Дженова улыбнулась и проводила его взглядом, когда он размашисто пошел через зал, окликнув на ходу своего слугу. Несмотря на пыль дальней дороги, он выглядел потрясающе красивым. Впрочем, Генри всегда был хорош. Сознавая, что с ее стороны это не очень-то великодушно, Дженова порой желала увидеть его слегка усталым и не таким опрятным. Чуть-чуть менее совершенным.

Крупный и смуглый слуга Генриха, Рейнард, последовал за хозяином. На его тунике красовалась эмблема Генриха – феникс, объятый пламенем. Оба они, Генрих и его слуга, исчезли на лестнице, ведущей в верхние помещения башни.

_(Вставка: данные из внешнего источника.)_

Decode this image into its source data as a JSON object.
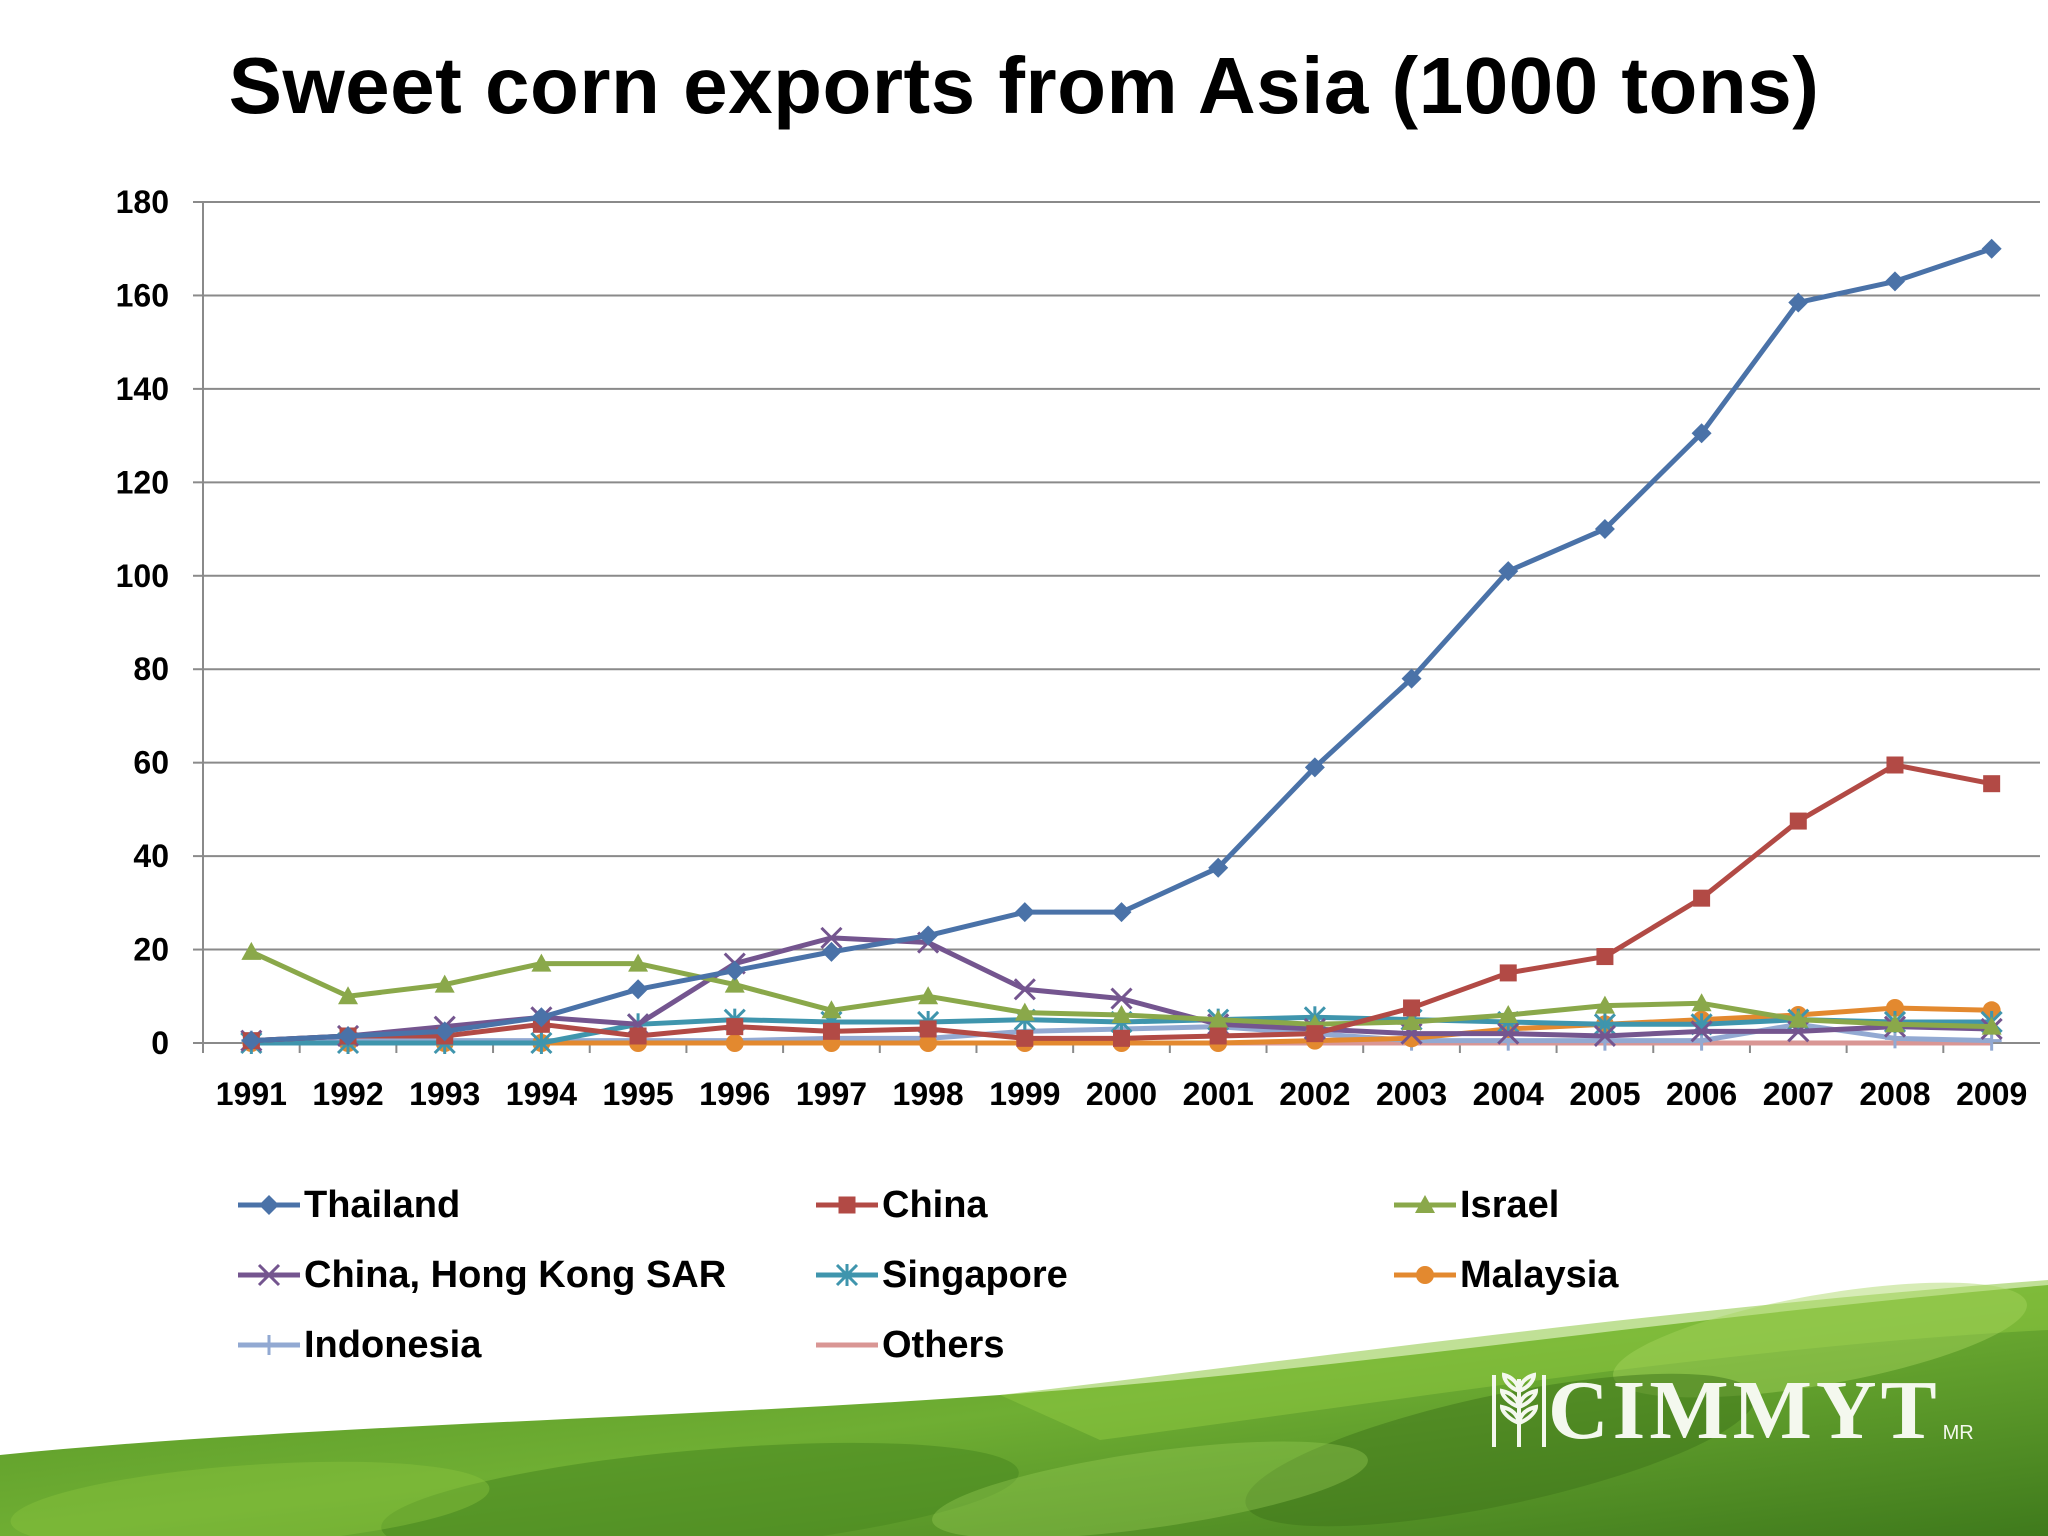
{
  "slide": {
    "title": "Sweet corn exports from Asia (1000 tons)",
    "logo_text": "CIMMYT",
    "logo_mark": "MR",
    "colors": {
      "green_dark": "#3f7a1c",
      "green_mid": "#5f9e2b",
      "green_light": "#8cc63f"
    }
  },
  "chart_data": {
    "type": "line",
    "title": "Sweet corn exports from Asia (1000 tons)",
    "xlabel": "",
    "ylabel": "",
    "ylim": [
      0,
      180
    ],
    "yticks": [
      0,
      20,
      40,
      60,
      80,
      100,
      120,
      140,
      160,
      180
    ],
    "grid": "horizontal",
    "legend_position": "bottom",
    "categories": [
      "1991",
      "1992",
      "1993",
      "1994",
      "1995",
      "1996",
      "1997",
      "1998",
      "1999",
      "2000",
      "2001",
      "2002",
      "2003",
      "2004",
      "2005",
      "2006",
      "2007",
      "2008",
      "2009"
    ],
    "series": [
      {
        "name": "Thailand",
        "color": "#4a72a8",
        "marker": "diamond",
        "values": [
          0.5,
          1.5,
          2.5,
          5.5,
          11.5,
          15.5,
          19.5,
          23,
          28,
          28,
          37.5,
          59,
          78,
          101,
          110,
          130.5,
          158.5,
          163,
          170
        ]
      },
      {
        "name": "China",
        "color": "#b24a45",
        "marker": "square",
        "values": [
          0.5,
          1.5,
          1.5,
          4,
          1.5,
          3.5,
          2.5,
          3,
          1,
          1,
          1.5,
          2,
          7.5,
          15,
          18.5,
          31,
          47.5,
          59.5,
          55.5
        ]
      },
      {
        "name": "Israel",
        "color": "#8aa84a",
        "marker": "triangle",
        "values": [
          19.5,
          10,
          12.5,
          17,
          17,
          12.5,
          7,
          10,
          6.5,
          6,
          5,
          4,
          4.5,
          6,
          8,
          8.5,
          5,
          4,
          3.5
        ]
      },
      {
        "name": "China, Hong Kong SAR",
        "color": "#74558f",
        "marker": "x",
        "values": [
          0.5,
          1.5,
          3.5,
          5.5,
          4,
          17,
          22.5,
          21.5,
          11.5,
          9.5,
          4,
          3,
          2,
          2,
          1.5,
          2.5,
          2.5,
          3.5,
          3
        ]
      },
      {
        "name": "Singapore",
        "color": "#3f95ad",
        "marker": "star",
        "values": [
          0,
          0,
          0,
          0,
          4,
          5,
          4.5,
          4.5,
          5,
          4.5,
          5,
          5.5,
          5,
          4.5,
          4,
          4,
          5,
          4.5,
          4.5
        ]
      },
      {
        "name": "Malaysia",
        "color": "#e3892f",
        "marker": "circle",
        "values": [
          0,
          0,
          0,
          0,
          0,
          0,
          0,
          0,
          0,
          0,
          0,
          0.5,
          1,
          3,
          4,
          5,
          6,
          7.5,
          7
        ]
      },
      {
        "name": "Indonesia",
        "color": "#92a9d2",
        "marker": "plus",
        "values": [
          0.5,
          1,
          0.5,
          0.5,
          0.5,
          0.5,
          1,
          1,
          2.5,
          3,
          3.5,
          2,
          0.5,
          0.5,
          0.5,
          0.5,
          4,
          1,
          0.5
        ]
      },
      {
        "name": "Others",
        "color": "#d99694",
        "marker": "none",
        "values": [
          0,
          0,
          0,
          0,
          0,
          0,
          0,
          0,
          0,
          0,
          0,
          0,
          0,
          0,
          0,
          0,
          0,
          0,
          0
        ]
      }
    ]
  }
}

Дженова радовалась в душе, что пригласила Генриха приехать. Возможно, он и имел при дворе славу человека с медоносным языком, но она знала, что в ситуации, как эта, он честно выскажет свое мнение. Даже если оно ее не устроит, она может не сомневаться, что его суждение будет искренним. А это именно то, что ей нужно. Правда, какой бы она ни была, пусть даже самой жестокой. И Генрих ей эту правду скажет.

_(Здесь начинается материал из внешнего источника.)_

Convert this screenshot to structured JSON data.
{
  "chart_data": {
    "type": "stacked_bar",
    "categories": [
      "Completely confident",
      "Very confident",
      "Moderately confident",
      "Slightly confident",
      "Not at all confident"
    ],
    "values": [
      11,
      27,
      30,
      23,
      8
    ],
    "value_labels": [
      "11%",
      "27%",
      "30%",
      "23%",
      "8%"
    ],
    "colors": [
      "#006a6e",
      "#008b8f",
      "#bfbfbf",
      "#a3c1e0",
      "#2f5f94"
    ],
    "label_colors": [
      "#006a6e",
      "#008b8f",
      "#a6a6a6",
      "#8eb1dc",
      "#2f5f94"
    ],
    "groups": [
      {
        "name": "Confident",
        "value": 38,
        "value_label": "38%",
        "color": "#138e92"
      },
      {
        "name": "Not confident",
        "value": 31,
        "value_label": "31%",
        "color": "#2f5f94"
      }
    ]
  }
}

«Ты не только красивая. Ты еще умная и энергичная».

Неужели Генрих считает ее красивой? У него много любовниц. Дженова представила себе, что он делает с ними в постели. И вдруг вообразила себя на месте одной из них. Вообразила, как ласкает его курчавые каштановые волосы, в то время как его губы скользят по ее телу, приближаясь к лону. У Дженовы вырвался стон. Тут она опомнилась и порывисто поднялась. Что за мысли? Порой в ней просыпалось любопытство, когда она думала о том, какой образ жизни ведет Генри. Но сегодня оно перешло все границы. Щеки Дженовы пылали.

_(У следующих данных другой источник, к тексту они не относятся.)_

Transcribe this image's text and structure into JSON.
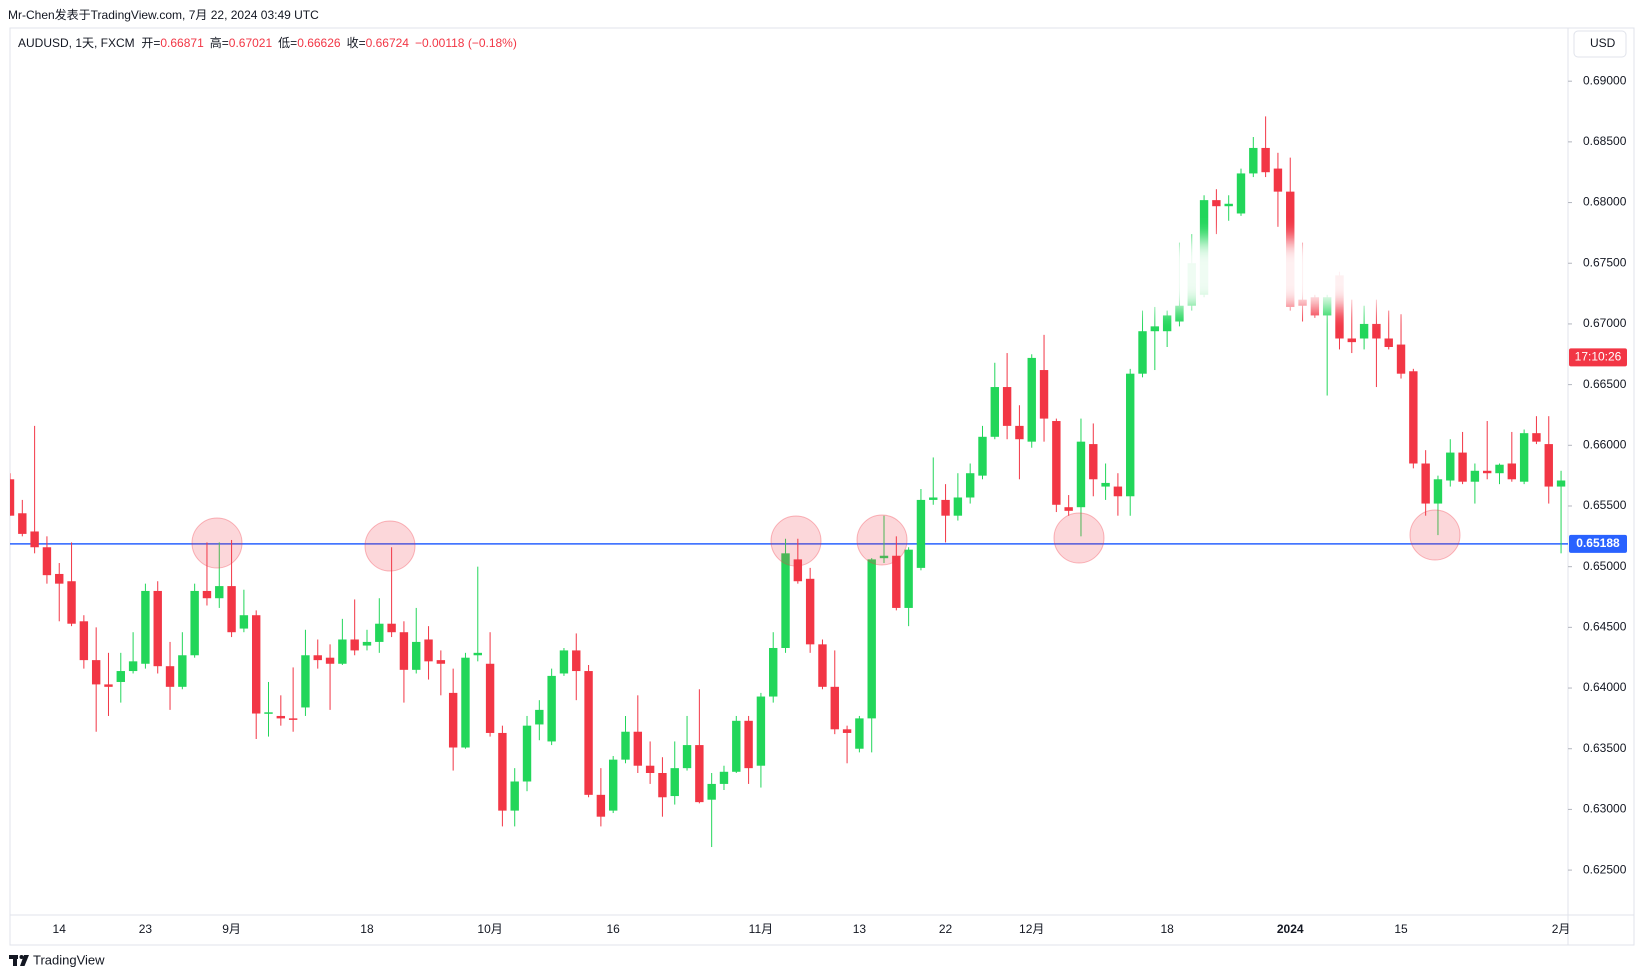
{
  "attribution": "Mr-Chen发表于TradingView.com, 7月 22, 2024 03:49 UTC",
  "footer": "TradingView",
  "chart_data": {
    "type": "candlestick",
    "symbol": "AUDUSD, 1天, FXCM",
    "ohlc_legend": [
      {
        "key": "开=",
        "val": "0.66871"
      },
      {
        "key": "高=",
        "val": "0.67021"
      },
      {
        "key": "低=",
        "val": "0.66626"
      },
      {
        "key": "收=",
        "val": "0.66724"
      },
      {
        "key": "",
        "val": "−0.00118 (−0.18%)"
      }
    ],
    "currency": "USD",
    "up_color": "#22d65a",
    "down_color": "#f23645",
    "categories": [
      null,
      null,
      null,
      null,
      "14",
      null,
      null,
      null,
      null,
      null,
      null,
      "23",
      null,
      null,
      null,
      null,
      null,
      null,
      "9月",
      null,
      null,
      null,
      null,
      null,
      null,
      null,
      null,
      null,
      null,
      "18",
      null,
      null,
      null,
      null,
      null,
      null,
      null,
      null,
      null,
      "10月",
      null,
      null,
      null,
      null,
      null,
      null,
      null,
      null,
      null,
      "16",
      null,
      null,
      null,
      null,
      null,
      null,
      null,
      null,
      null,
      null,
      null,
      "11月",
      null,
      null,
      null,
      null,
      null,
      null,
      null,
      "13",
      null,
      null,
      null,
      null,
      null,
      null,
      "22",
      null,
      null,
      null,
      null,
      null,
      null,
      "12月",
      null,
      null,
      null,
      null,
      null,
      null,
      null,
      null,
      null,
      null,
      "18",
      null,
      null,
      null,
      null,
      null,
      null,
      null,
      null,
      null,
      "2024",
      null,
      null,
      null,
      null,
      null,
      null,
      null,
      null,
      "15",
      null,
      null,
      null,
      null,
      null,
      null,
      null,
      null,
      null,
      null,
      null,
      null,
      "2月"
    ],
    "bold_categories": [
      "2024"
    ],
    "open": [
      0.6572,
      0.6544,
      0.6529,
      0.6516,
      0.6494,
      0.6488,
      0.6455,
      0.6423,
      0.6403,
      0.6405,
      0.6414,
      0.642,
      0.648,
      0.6418,
      0.6401,
      0.6427,
      0.648,
      0.6474,
      0.6484,
      0.6449,
      0.646,
      0.6379,
      0.6377,
      0.6375,
      0.6384,
      0.6427,
      0.6425,
      0.642,
      0.644,
      0.6435,
      0.6438,
      0.6453,
      0.6446,
      0.6415,
      0.644,
      0.6423,
      0.6396,
      0.6351,
      0.6427,
      0.642,
      0.6363,
      0.6299,
      0.6323,
      0.637,
      0.6356,
      0.6412,
      0.6431,
      0.6414,
      0.6312,
      0.6299,
      0.6341,
      0.6364,
      0.6336,
      0.633,
      0.6311,
      0.6334,
      0.6353,
      0.6308,
      0.6321,
      0.6331,
      0.6373,
      0.6336,
      0.6393,
      0.6433,
      0.6506,
      0.649,
      0.6436,
      0.6401,
      0.6366,
      0.635,
      0.6375,
      0.6507,
      0.6509,
      0.6466,
      0.6499,
      0.6555,
      0.6555,
      0.6542,
      0.6557,
      0.6575,
      0.6607,
      0.6648,
      0.6616,
      0.6603,
      0.6662,
      0.662,
      0.6549,
      0.6549,
      0.6601,
      0.6566,
      0.6566,
      0.6558,
      0.6659,
      0.6694,
      0.6694,
      0.6702,
      0.6715,
      0.6724,
      0.6802,
      0.6797,
      0.6791,
      0.6824,
      0.6845,
      0.6828,
      0.6809,
      0.672,
      0.6722,
      0.6707,
      0.674,
      0.6688,
      0.6688,
      0.67,
      0.6688,
      0.6683,
      0.6661,
      0.6585,
      0.6552,
      0.6571,
      0.6594,
      0.657,
      0.6579,
      0.6577,
      0.6585,
      0.657,
      0.661,
      0.6601,
      0.6566
    ],
    "high": [
      0.6577,
      0.6555,
      0.6616,
      0.6525,
      0.6503,
      0.652,
      0.646,
      0.645,
      0.6429,
      0.6429,
      0.6446,
      0.6486,
      0.6488,
      0.6438,
      0.6446,
      0.6486,
      0.652,
      0.652,
      0.6522,
      0.6481,
      0.6464,
      0.6405,
      0.6394,
      0.6417,
      0.6448,
      0.644,
      0.6436,
      0.6457,
      0.6473,
      0.6448,
      0.6474,
      0.6516,
      0.6455,
      0.6466,
      0.6451,
      0.6431,
      0.6416,
      0.6429,
      0.65,
      0.6446,
      0.6369,
      0.6334,
      0.6377,
      0.639,
      0.6416,
      0.6433,
      0.6445,
      0.6419,
      0.6334,
      0.6344,
      0.6377,
      0.6394,
      0.6356,
      0.6343,
      0.6356,
      0.6377,
      0.6399,
      0.633,
      0.6336,
      0.6377,
      0.6377,
      0.6396,
      0.6446,
      0.6523,
      0.6523,
      0.6499,
      0.644,
      0.6431,
      0.6369,
      0.6377,
      0.6507,
      0.6542,
      0.6525,
      0.6516,
      0.6564,
      0.659,
      0.6568,
      0.6577,
      0.6585,
      0.6616,
      0.6668,
      0.6676,
      0.6633,
      0.6675,
      0.6691,
      0.6622,
      0.6559,
      0.6622,
      0.6618,
      0.6585,
      0.6577,
      0.6663,
      0.6711,
      0.6714,
      0.6711,
      0.6767,
      0.6774,
      0.6806,
      0.6811,
      0.6806,
      0.6828,
      0.6854,
      0.6871,
      0.6841,
      0.6837,
      0.6767,
      0.6724,
      0.6724,
      0.6743,
      0.672,
      0.6715,
      0.672,
      0.6711,
      0.6708,
      0.6663,
      0.6596,
      0.6575,
      0.6605,
      0.6611,
      0.6585,
      0.662,
      0.6585,
      0.6611,
      0.6613,
      0.6624,
      0.6624,
      0.6579
    ],
    "low": [
      0.6542,
      0.6525,
      0.6511,
      0.6486,
      0.6455,
      0.6451,
      0.6416,
      0.6364,
      0.6377,
      0.6388,
      0.6412,
      0.6416,
      0.6412,
      0.6382,
      0.6399,
      0.6425,
      0.6468,
      0.6466,
      0.6442,
      0.6446,
      0.6358,
      0.636,
      0.6369,
      0.6364,
      0.6377,
      0.6416,
      0.6382,
      0.6419,
      0.6427,
      0.6431,
      0.6429,
      0.6442,
      0.6388,
      0.6412,
      0.6407,
      0.6394,
      0.6332,
      0.635,
      0.6422,
      0.636,
      0.6286,
      0.6286,
      0.6315,
      0.6357,
      0.6353,
      0.641,
      0.639,
      0.631,
      0.6286,
      0.6297,
      0.6338,
      0.633,
      0.6321,
      0.6294,
      0.6304,
      0.6332,
      0.6305,
      0.6269,
      0.6316,
      0.633,
      0.6321,
      0.6318,
      0.6388,
      0.6429,
      0.6486,
      0.6429,
      0.6399,
      0.6362,
      0.6338,
      0.6347,
      0.6347,
      0.6503,
      0.6464,
      0.6451,
      0.6497,
      0.6551,
      0.652,
      0.6538,
      0.6552,
      0.6572,
      0.6605,
      0.6605,
      0.6572,
      0.6598,
      0.6603,
      0.6545,
      0.6542,
      0.6525,
      0.6558,
      0.6555,
      0.6542,
      0.6542,
      0.6656,
      0.6662,
      0.6681,
      0.6698,
      0.6711,
      0.6722,
      0.6774,
      0.6785,
      0.6789,
      0.6821,
      0.6821,
      0.678,
      0.6711,
      0.6702,
      0.6705,
      0.6641,
      0.6679,
      0.6676,
      0.6679,
      0.6648,
      0.6679,
      0.6655,
      0.6581,
      0.6542,
      0.6526,
      0.6566,
      0.6568,
      0.6552,
      0.6572,
      0.6568,
      0.657,
      0.6568,
      0.6601,
      0.6552,
      0.6511
    ],
    "close": [
      0.6542,
      0.6527,
      0.6516,
      0.6493,
      0.6486,
      0.6453,
      0.6423,
      0.6403,
      0.6401,
      0.6414,
      0.6422,
      0.648,
      0.6418,
      0.6401,
      0.6427,
      0.648,
      0.6474,
      0.6484,
      0.6446,
      0.646,
      0.6379,
      0.638,
      0.6375,
      0.6374,
      0.6427,
      0.6423,
      0.642,
      0.644,
      0.6431,
      0.6438,
      0.6453,
      0.6446,
      0.6415,
      0.6438,
      0.6422,
      0.642,
      0.6351,
      0.6425,
      0.6429,
      0.6363,
      0.6299,
      0.6323,
      0.6369,
      0.6382,
      0.641,
      0.6431,
      0.6414,
      0.6312,
      0.6294,
      0.6341,
      0.6364,
      0.6336,
      0.633,
      0.631,
      0.6334,
      0.6353,
      0.6306,
      0.6321,
      0.6331,
      0.6373,
      0.6334,
      0.6393,
      0.6433,
      0.6511,
      0.6488,
      0.6436,
      0.6401,
      0.6366,
      0.6363,
      0.6375,
      0.6506,
      0.6509,
      0.6466,
      0.6514,
      0.6555,
      0.6557,
      0.6542,
      0.6557,
      0.6577,
      0.6607,
      0.6648,
      0.6616,
      0.6605,
      0.6672,
      0.6622,
      0.6551,
      0.6546,
      0.6603,
      0.6572,
      0.6569,
      0.6558,
      0.6659,
      0.6694,
      0.6698,
      0.6707,
      0.6715,
      0.675,
      0.6802,
      0.6797,
      0.6799,
      0.6824,
      0.6845,
      0.6825,
      0.6809,
      0.6714,
      0.6715,
      0.6707,
      0.6722,
      0.6688,
      0.6685,
      0.67,
      0.6688,
      0.6681,
      0.6659,
      0.6585,
      0.6552,
      0.6572,
      0.6594,
      0.657,
      0.6579,
      0.6577,
      0.6584,
      0.6572,
      0.661,
      0.6603,
      0.6566,
      0.6571
    ],
    "ylim": [
      0.6213,
      0.6943
    ],
    "yticks": [
      {
        "value": 0.625,
        "label": "0.62500"
      },
      {
        "value": 0.63,
        "label": "0.63000"
      },
      {
        "value": 0.635,
        "label": "0.63500"
      },
      {
        "value": 0.64,
        "label": "0.64000"
      },
      {
        "value": 0.645,
        "label": "0.64500"
      },
      {
        "value": 0.65,
        "label": "0.65000"
      },
      {
        "value": 0.655,
        "label": "0.65500"
      },
      {
        "value": 0.66,
        "label": "0.66000"
      },
      {
        "value": 0.665,
        "label": "0.66500"
      },
      {
        "value": 0.67,
        "label": "0.67000"
      },
      {
        "value": 0.675,
        "label": "0.67500"
      },
      {
        "value": 0.68,
        "label": "0.68000"
      },
      {
        "value": 0.685,
        "label": "0.68500"
      },
      {
        "value": 0.69,
        "label": "0.69000"
      }
    ],
    "hline": {
      "value": 0.65188,
      "label": "0.65188",
      "color": "#2962ff"
    },
    "last_price": 0.66724,
    "countdown": "17:10:26"
  }
}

Дженова сделала глубокий вдох. Хватит пустых мечтаний. Они принесут только боль. У нее есть Алфрик. Генри – просто друг.

Взяв себя в руки, Дженова пошла приводить себя в порядок.

Глава 2

Алфрик, сын лорда Болдессара, прибыл на заснеженной лошади во главе отряда людей с угрюмыми лицами. На нем была голубая туника из тонкой шерсти и темные, из мягкой кожи штаны. Шпоры на каблуках его сапог сверкали, как звезды. Он был хорош собой, с волосами более светлыми, чем у Генриха, и печальными темными глазами. Когда Дженова подошла к нему, чтобы поздороваться, он посмотрел на нее, как преданный пес на хозяина, но не как будущий жених на невесту.

Если Дженове нужен не мужчина, а раб, подумал Генрих, то она сделала правильный выбор. Терпеливо ожидая, когда его представят, Алфрик целовал ее пальцы и шептал несуразные комплименты, пожирая Дженову глазами. Стоявший за спиной Генриха Рейнард пробурчал в его адрес что-то нелестное.